Echoing recent warnings from intelligence officials, the Pentagon blamed China for "many" of the world's cyber intrusions over the past year that have targeted US government and commercial networks, including companies "that directly support US defense programs."
"Chinese actors are the world's most active and persistent perpetrators of economic espionage," the report warned, predicting that those spying efforts would continue.
China's investments in cyber warfare were cause for "concern," said David Helvey, acting deputy assistant secretary of defense for East Asia and Asia Pacific security affairs.
Beijing was clearly "looking at ways to use cyber for offensive operations," Helvey told reporters.
The American military has long worried that China could potentially limit the reach of US naval ships in the western Pacific with new weapons, and the Pentagon report underlined those concerns.
China "is also acquiring and fielding greater numbers of conventional medium-range ballistic missiles (MRBMs) to increase the range at which it can conduct precision strikes against land targets and naval ships, including aircraft carriers, operating far from China's shores beyond the first island chain," said the report.
Beijing is pouring money into advanced air defenses, submarines, anti-satellite weapons and anti-ship missiles that could all be used to deny an adversary access to strategic areas, such as the South China Sea, it said.
US strategists -- and some defense contractors -- often refer to the threat posed by China's so-called "carrier-killer" missiles but Helvey said the anti-ship weapons currently have "limited operational capability."
China's military budget officially reached $106 billion in 2012, an 11.2 percent increase.
But the US report said China's defense budget does not include major expenditures, such as improvements to nuclear forces or purchases of foreign-made weapons.
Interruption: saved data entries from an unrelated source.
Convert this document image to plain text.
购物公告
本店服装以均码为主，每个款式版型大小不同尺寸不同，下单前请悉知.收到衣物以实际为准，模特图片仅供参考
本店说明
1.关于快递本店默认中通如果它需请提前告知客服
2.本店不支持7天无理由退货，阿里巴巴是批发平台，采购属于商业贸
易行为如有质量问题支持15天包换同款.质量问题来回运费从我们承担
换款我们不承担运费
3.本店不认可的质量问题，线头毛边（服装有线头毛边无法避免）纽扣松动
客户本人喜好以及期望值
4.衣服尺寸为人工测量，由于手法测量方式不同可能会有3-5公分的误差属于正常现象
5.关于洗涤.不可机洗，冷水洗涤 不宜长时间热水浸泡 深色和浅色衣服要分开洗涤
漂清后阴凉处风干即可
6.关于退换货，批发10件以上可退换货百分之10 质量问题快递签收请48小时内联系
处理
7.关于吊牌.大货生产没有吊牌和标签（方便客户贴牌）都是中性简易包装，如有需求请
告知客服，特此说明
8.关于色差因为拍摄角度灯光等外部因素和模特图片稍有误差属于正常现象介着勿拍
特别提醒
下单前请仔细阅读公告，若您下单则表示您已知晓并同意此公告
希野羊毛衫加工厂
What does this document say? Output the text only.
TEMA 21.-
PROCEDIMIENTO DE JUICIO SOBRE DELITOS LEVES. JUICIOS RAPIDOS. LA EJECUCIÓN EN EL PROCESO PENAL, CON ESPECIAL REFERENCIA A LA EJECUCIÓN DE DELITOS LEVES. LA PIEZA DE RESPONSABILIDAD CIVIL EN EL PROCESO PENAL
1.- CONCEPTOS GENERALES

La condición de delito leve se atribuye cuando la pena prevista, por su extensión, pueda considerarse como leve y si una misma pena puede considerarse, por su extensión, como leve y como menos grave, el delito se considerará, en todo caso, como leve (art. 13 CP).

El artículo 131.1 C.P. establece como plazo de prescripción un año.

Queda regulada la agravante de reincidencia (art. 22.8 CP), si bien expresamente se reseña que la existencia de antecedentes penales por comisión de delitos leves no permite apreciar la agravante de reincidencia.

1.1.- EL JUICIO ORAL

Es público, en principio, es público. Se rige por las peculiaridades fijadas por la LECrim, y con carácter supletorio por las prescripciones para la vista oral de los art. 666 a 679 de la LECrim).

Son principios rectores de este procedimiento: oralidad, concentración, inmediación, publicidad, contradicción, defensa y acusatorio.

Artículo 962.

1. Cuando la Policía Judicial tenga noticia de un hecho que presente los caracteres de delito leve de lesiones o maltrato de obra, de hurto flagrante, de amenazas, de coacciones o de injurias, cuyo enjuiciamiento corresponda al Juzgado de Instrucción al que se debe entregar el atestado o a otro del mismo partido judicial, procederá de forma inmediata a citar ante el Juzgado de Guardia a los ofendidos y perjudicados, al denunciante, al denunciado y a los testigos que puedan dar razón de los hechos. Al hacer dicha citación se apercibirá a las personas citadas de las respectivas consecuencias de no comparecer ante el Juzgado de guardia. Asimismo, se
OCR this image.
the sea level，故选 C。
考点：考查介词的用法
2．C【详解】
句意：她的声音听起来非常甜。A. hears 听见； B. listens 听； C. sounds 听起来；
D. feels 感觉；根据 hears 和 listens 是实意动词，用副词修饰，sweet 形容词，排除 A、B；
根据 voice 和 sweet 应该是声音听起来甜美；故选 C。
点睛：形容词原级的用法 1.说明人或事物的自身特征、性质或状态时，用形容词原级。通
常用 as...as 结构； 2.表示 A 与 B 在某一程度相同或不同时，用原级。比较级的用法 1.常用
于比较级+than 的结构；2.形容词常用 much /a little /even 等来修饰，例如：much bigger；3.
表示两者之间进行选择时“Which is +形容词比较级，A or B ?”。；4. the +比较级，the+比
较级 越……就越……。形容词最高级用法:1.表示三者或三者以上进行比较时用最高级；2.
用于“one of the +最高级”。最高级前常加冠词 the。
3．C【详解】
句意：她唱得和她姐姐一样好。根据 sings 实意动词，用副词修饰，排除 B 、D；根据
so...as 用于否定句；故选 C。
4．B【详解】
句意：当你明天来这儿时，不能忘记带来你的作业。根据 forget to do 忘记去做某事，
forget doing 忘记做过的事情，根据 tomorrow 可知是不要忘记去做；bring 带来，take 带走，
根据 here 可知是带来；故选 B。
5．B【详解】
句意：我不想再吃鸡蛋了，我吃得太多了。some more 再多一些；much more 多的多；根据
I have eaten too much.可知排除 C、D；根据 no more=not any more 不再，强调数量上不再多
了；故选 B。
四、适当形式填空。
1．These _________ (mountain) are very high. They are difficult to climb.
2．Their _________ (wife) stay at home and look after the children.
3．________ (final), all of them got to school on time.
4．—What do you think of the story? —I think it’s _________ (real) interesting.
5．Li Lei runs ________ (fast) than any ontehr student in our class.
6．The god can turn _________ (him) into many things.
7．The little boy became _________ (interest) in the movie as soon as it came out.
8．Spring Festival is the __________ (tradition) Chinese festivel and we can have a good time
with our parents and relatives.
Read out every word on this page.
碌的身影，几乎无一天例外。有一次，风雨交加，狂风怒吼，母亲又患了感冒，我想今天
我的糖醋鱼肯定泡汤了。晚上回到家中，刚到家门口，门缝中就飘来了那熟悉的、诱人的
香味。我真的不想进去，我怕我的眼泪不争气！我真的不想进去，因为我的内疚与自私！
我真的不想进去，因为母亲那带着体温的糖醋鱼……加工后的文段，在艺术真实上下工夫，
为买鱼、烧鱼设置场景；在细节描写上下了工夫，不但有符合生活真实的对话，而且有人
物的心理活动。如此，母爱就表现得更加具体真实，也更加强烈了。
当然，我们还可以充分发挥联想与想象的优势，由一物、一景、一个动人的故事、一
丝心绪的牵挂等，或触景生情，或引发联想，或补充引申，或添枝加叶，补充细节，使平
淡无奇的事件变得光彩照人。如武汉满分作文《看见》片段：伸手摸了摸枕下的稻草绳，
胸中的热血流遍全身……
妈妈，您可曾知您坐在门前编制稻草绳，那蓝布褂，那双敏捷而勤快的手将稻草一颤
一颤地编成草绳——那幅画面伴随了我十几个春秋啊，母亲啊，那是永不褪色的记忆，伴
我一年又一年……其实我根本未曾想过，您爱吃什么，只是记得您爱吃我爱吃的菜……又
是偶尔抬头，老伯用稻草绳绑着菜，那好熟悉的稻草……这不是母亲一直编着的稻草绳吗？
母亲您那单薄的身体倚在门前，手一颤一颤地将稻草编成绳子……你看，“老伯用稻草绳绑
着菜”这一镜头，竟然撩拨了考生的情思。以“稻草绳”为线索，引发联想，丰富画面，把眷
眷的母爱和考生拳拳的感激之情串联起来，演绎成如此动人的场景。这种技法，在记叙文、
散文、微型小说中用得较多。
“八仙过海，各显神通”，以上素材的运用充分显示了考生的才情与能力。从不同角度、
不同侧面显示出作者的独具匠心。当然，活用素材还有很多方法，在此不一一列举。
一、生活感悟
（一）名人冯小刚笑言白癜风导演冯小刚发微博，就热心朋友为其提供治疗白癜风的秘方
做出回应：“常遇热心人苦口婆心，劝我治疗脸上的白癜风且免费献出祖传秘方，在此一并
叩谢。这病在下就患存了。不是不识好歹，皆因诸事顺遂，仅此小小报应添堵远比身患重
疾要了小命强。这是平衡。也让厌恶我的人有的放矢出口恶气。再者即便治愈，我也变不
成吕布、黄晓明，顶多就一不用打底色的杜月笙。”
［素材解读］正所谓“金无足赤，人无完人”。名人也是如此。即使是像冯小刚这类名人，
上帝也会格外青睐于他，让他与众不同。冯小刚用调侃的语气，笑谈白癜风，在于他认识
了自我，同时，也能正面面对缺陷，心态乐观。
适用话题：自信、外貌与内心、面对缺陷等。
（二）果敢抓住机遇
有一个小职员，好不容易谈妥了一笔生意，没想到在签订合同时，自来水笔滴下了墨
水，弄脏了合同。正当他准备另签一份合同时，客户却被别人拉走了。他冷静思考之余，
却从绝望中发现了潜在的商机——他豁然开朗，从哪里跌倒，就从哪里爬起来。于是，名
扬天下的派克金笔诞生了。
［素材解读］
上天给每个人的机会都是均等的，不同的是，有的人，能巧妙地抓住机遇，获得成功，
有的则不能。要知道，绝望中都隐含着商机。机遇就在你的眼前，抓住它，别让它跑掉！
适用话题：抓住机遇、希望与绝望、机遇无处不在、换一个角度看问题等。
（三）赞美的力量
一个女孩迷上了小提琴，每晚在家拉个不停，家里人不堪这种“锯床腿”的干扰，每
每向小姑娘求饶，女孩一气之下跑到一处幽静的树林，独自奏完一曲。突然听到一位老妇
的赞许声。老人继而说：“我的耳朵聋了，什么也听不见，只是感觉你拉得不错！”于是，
Real defense spending amounts to $120 to $180 billion, the report said.
US military spending, however, still dwarfs Chinese investments, with the Pentagon's proposed budget for 2013 exceeding $600 billion.
Despite a sustained increase in defense spending over the past decade, China has experienced setbacks with some satellite launches and ambitious projects to produce a fifth-generation fighter jet and modern aircraft carrier still face challenges, the report said.
Although looking to expand its traditional missions to include counter-piracy and humanitarian efforts, the top priority of the People's Liberation Army's remained a possible conflict in the Taiwan Strait, with China focused on preventing the United States from intervening successfully in support of Taiwan, according to the report.
The document was released as the House of Representatives voted to force the US government to sell 66 new fighter jets to Taiwan.
President Barack Obama's administration, anxious to keep ties with China on track, is only planning to upgrade existing planes. The measure still needs Senate approval.